Over the past decade I have come to perceive retirement as leaving your paid employment in search of alternatives, which is what Archie was advocating. The main risks for someone leaving the job they have been doing routinely for the past 25-35 years are the loss of social networks with workmates and acquaintances, the loss of a daily routine and the risk to your primary relationship which can happen when the previously absent partner is underfoot, 24/7.

And a word from Citizen Jeff
Jeff Kennett, who visited much rapid change upon Melbourne and Victoria in just seven years, has strong opinions about retirement.
“Retirement equates to death,” he opined in the Herald Sun in 2011. “One of the great lessons of ageing and witnessing ageing is the impact that retirement has on so many people, particularly men.
It can be deathly. I shall never retire.”
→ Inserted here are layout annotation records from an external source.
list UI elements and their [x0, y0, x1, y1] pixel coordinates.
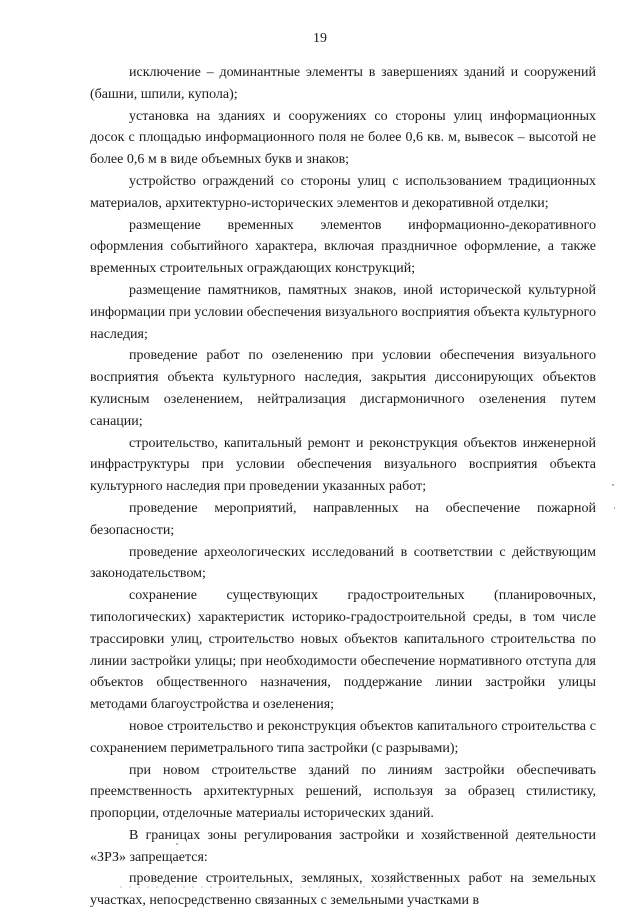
- scan-footer-noise: [120, 886, 460, 888]
- page-number: 19: [313, 31, 327, 46]
- paragraph-12: при новом строительстве зданий по линиям застройки обеспечивать преемственность архитектурных решений, используя за образец стилистику, пропорции, отделочные материалы исторических зданий.: [90, 762, 596, 822]
- scan-speck: [176, 843, 178, 845]
- paragraph-5: размещение памятников, памятных знаков, иной исторической культурной информации при условии обеспечения визуального восприятия объекта культурного наследия;: [90, 282, 596, 342]
- paragraph-10: сохранение существующих градостроительных (планировочных, типологических) характеристик историко-градостроительной среды, в том числе трассировки улиц, строительство новых объектов капитального строительства по линии застройки улицы; при необходимости обеспечение нормативного отступа для объектов общественного назначения, поддержание линии застройки улицы методами благоустройства и озеленения;: [90, 588, 596, 713]
- paragraph-1: исключение – доминантные элементы в завершениях зданий и сооружений (башни, шпили, купола);: [90, 65, 596, 102]
- paragraph-11: новое строительство и реконструкция объектов капитального строительства с сохранением периметрального типа застройки (с разрывами);: [90, 718, 596, 756]
- paragraph-14: проведение строительных, земляных, хозяйственных работ на земельных участках, непосредственно связанных с земельными участками в: [90, 871, 596, 909]
- paragraph-9: проведение археологических исследований в соответствии с действующим законодательством;: [90, 544, 596, 582]
- scan-speck: [614, 507, 615, 509]
- document-body: [90, 62, 596, 912]
- paragraph-4: размещение временных элементов информационно-декоративного оформления событийного характера, включая праздничное оформление, а также временных строительных ограждающих конструкций;: [90, 217, 596, 277]
- scan-speck: [612, 484, 614, 486]
- paragraph-7: строительство, капитальный ремонт и реконструкция объектов инженерной инфраструктуры при условии обеспечения визуального восприятия объекта культурного наследия при проведении указанных работ;: [90, 435, 596, 495]
- paragraph-13: В границах зоны регулирования застройки и хозяйственной деятельности «ЗРЗ» запрещается:: [90, 827, 596, 865]
- paragraph-8: проведение мероприятий, направленных на обеспечение пожарной безопасности;: [90, 500, 596, 538]
- paragraph-2: установка на зданиях и сооружениях со стороны улиц информационных досок с площадью информационного поля не более 0,6 кв. м, вывесок – высотой не более 0,6 м в виде объемных букв и знаков;: [90, 108, 596, 168]
- paragraph-3: устройство ограждений со стороны улиц с использованием традиционных материалов, архитектурно-исторических элементов и декоративной отделки;: [90, 173, 596, 211]
- paragraph-6: проведение работ по озеленению при условии обеспечения визуального восприятия объекта культурного наследия, закрытия диссонирующих объектов кулисным озеленением, нейтрализация дисгармоничного озеленения путем санации;: [90, 348, 596, 429]
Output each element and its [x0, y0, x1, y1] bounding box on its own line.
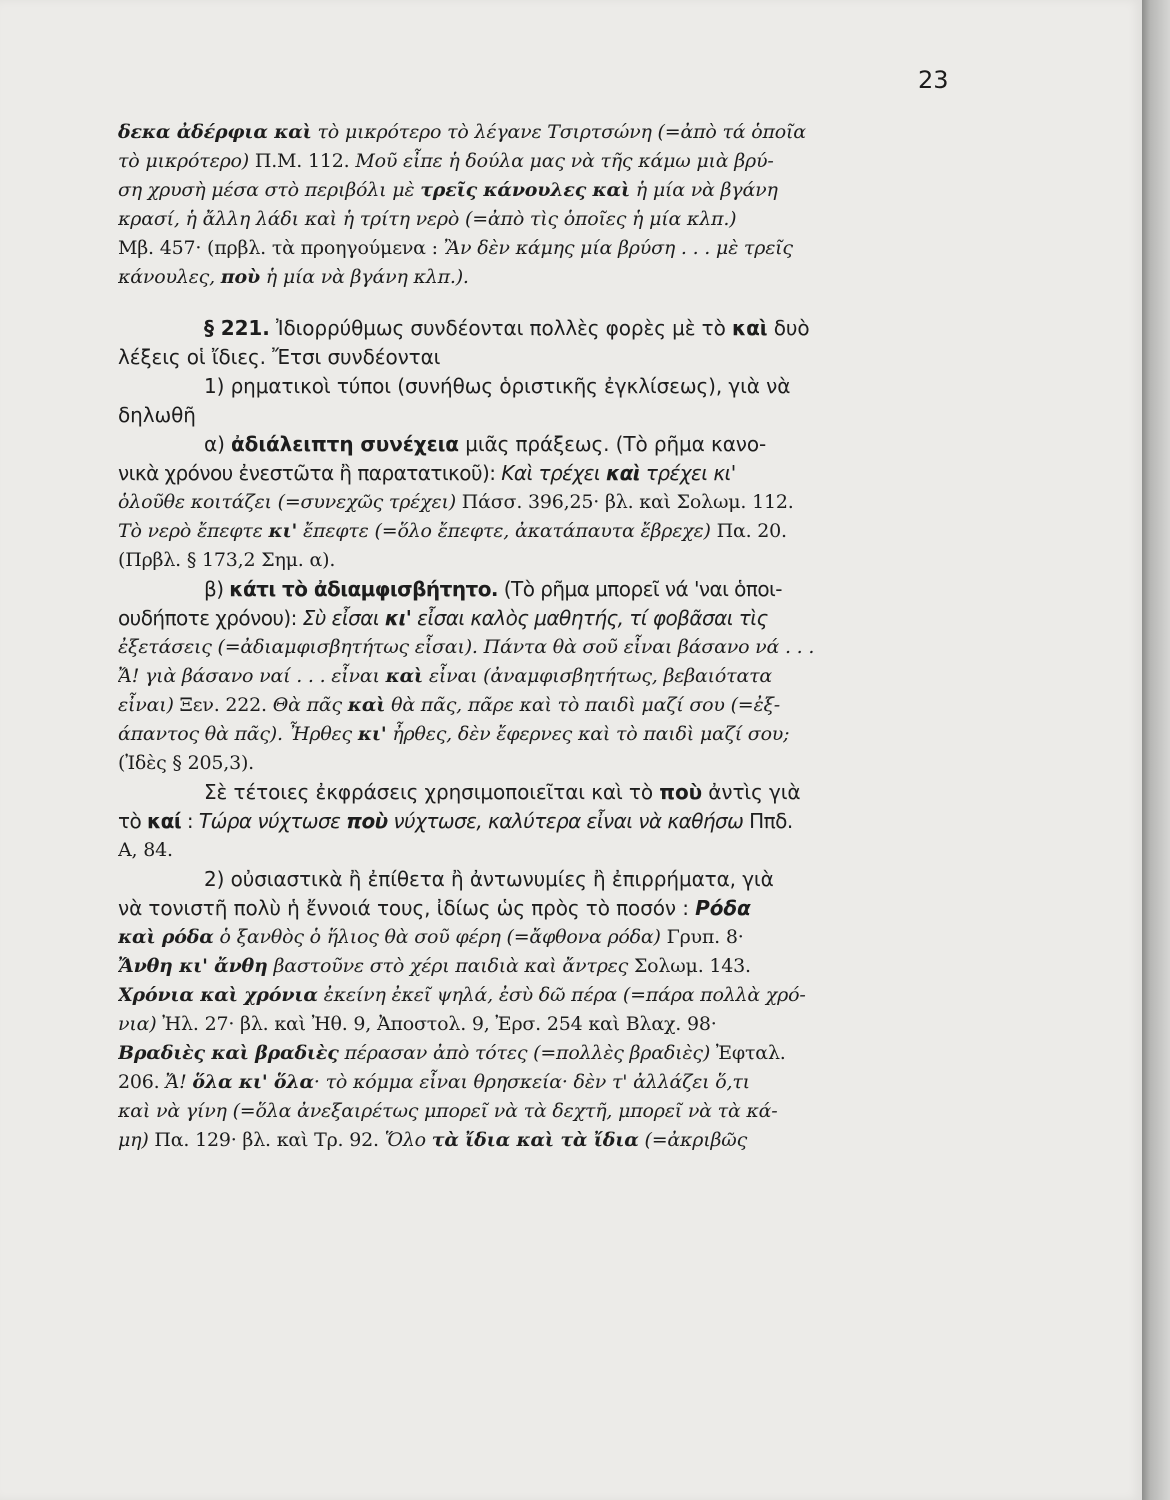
text-line [118, 1039, 970, 1068]
text-run: Ἠλ. 27· βλ. καὶ Ἠθ. 9, Ἀποστολ. 9, Ἐρσ. 254 καὶ Βλαχ. 98· [156, 1013, 717, 1035]
text-run: Πα. 129· βλ. καὶ Τρ. 92. [148, 1129, 385, 1151]
text-run: καὶ [605, 461, 641, 485]
text-run: ση χρυσὴ μέσα στὸ περιβόλι μὲ [118, 179, 421, 201]
text-run: καὶ [732, 316, 768, 340]
text-run: ἐξετάσεις (=ἀδιαμφισβητήτως εἶσαι). Πάντα θὰ σοῦ εἶναι βάσανο νά . . . [118, 636, 815, 658]
text-run: ὁλοῦθε κοιτάζει (=συνεχῶς τρέχει) [118, 491, 456, 513]
text-run: Π.Μ. 112. [249, 150, 356, 172]
text-run: Ἄ! γιὰ βάσανο ναί . . . εἶναι [118, 665, 386, 687]
text-run: Α, 84. [118, 839, 173, 861]
text-line [118, 575, 970, 604]
text-run: τὸ μικρότερο τὸ λέγανε Τσιρτσώνη (=ἀπὸ τά ὁποῖα [311, 121, 806, 143]
text-run: καὶ [385, 665, 424, 687]
text-run: Ξεν. 222. [173, 694, 273, 716]
text-line [118, 372, 970, 401]
text-run: Ἂν δὲν κάμης μία βρύση . . . μὲ τρεῖς [443, 237, 793, 259]
text-run: κι' [357, 723, 387, 745]
text-run: Ἐφταλ. [710, 1042, 786, 1064]
text-run: Μβ. 457· (πρβλ. τὰ προηγούμενα : [118, 237, 444, 259]
text-run: 1) ρηματικοὶ τύποι (συνήθως ὁριστικῆς ἐγκλίσεως), γιὰ νὰ [204, 374, 791, 398]
text-run: άπαντος θὰ πᾶς). Ἦρθες [118, 723, 358, 745]
text-run: Βραδιὲς καὶ βραδιὲς [118, 1042, 339, 1064]
text-run: Ππδ. [743, 809, 793, 833]
text-run: Σολωμ. 143. [628, 955, 751, 977]
text-run: πέρασαν ἀπὸ τότες (=πολλὲς βραδιὲς) [338, 1042, 711, 1064]
text-line [118, 517, 970, 546]
text-run: κι' [384, 606, 412, 630]
text-line [118, 1126, 970, 1155]
text-line [118, 749, 970, 778]
text-run: μιᾶς πράξεως. (Τὸ ρῆμα κανο- [458, 432, 767, 456]
text-run: εἶναι (ἀναμφισβητήτως, βεβαιότατα [423, 665, 773, 687]
text-run: ὅλα κι' ὅλα [192, 1071, 314, 1093]
page-number: 23 [918, 66, 949, 94]
text-run: ἐκείνη ἐκεῖ ψηλά, ἐσὺ δῶ πέρα (=πάρα πολλὰ χρό- [317, 984, 806, 1006]
text-run: Θὰ πᾶς [272, 694, 348, 716]
text-run: κάτι τὸ ἀδιαμφισβήτητο. [229, 577, 498, 601]
text-run: κι' [268, 520, 298, 542]
text-line [118, 147, 970, 176]
text-run: βαστοῦνε στὸ χέρι παιδιὰ καὶ ἄντρες [267, 955, 629, 977]
text-line [118, 176, 970, 205]
text-run: Ἰδιορρύθμως συνδέονται πολλὲς φορὲς μὲ τὸ [269, 316, 733, 340]
text-run: τὸ μικρότερο) [118, 150, 249, 172]
text-run: δυὸ [767, 316, 810, 340]
page-text [118, 118, 970, 1155]
text-run: κρασί, ἡ ἄλλη λάδι καὶ ἡ τρίτη νερὸ (=ἀπὸ τὶς ὁποῖες ἡ μία κλπ.) [118, 208, 737, 230]
text-run: Ὅλο [384, 1129, 432, 1151]
text-run: ποὺ [346, 809, 388, 833]
text-line [118, 1068, 970, 1097]
text-line [118, 720, 970, 749]
text-line [118, 633, 970, 662]
text-run: κάνουλες, [118, 266, 221, 288]
text-run: νύχτωσε, καλύτερα εἶναι νὰ καθήσω [387, 809, 744, 833]
text-run: ὁ ξανθὸς ὁ ἥλιος θὰ σοῦ φέρη (=ἄφθονα ρόδα) [213, 926, 661, 948]
text-run: Ἄ! [165, 1071, 193, 1093]
text-run: ἡ μία νὰ βγάνη κλπ.). [259, 266, 469, 288]
text-run: νια) [118, 1013, 157, 1035]
text-line [118, 1097, 970, 1126]
text-run: (Πρβλ. § 173,2 Σημ. α). [118, 549, 336, 571]
text-line [118, 778, 970, 807]
text-line [118, 205, 970, 234]
text-run: 2) οὐσιαστικὰ ἢ ἐπίθετα ἢ ἀντωνυμίες ἢ ἐπιρρήματα, γιὰ [204, 867, 774, 891]
text-run: εἶναι) [118, 694, 174, 716]
text-line [118, 952, 970, 981]
text-run: β) [204, 577, 230, 601]
text-line [118, 981, 970, 1010]
text-run: καὶ [347, 694, 386, 716]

Many men are not properly prepared for retirement, he wrote. “You can only fish or play golf so many times a week.”
Kennett observed that as people advanced into retirement they often became less interesting. Their interests narrow as their interaction with work colleagues lessens, along with their interest in current affairs.
Kennett, chairman of the depression initiative BeyondBlue since 2000, is right insomuch that many men, particularly those who have held senior positions in government or private enterprise, feel lost when their networks are severed. The struggle with relevancy can be acute for people who have held positions of power and/or were held in high public esteem. They become the “Paul Who?” of a sarcastic song I wrote about the cult of celebrity.
When I left the orthodox workforce, people urged me to “keep up your contacts – stay in touch”. But as the years slid by it became apparent I did not have much in common with people still locked into high-stress careers and office politics.

Archie, we have smelt the roses and they smell just fine.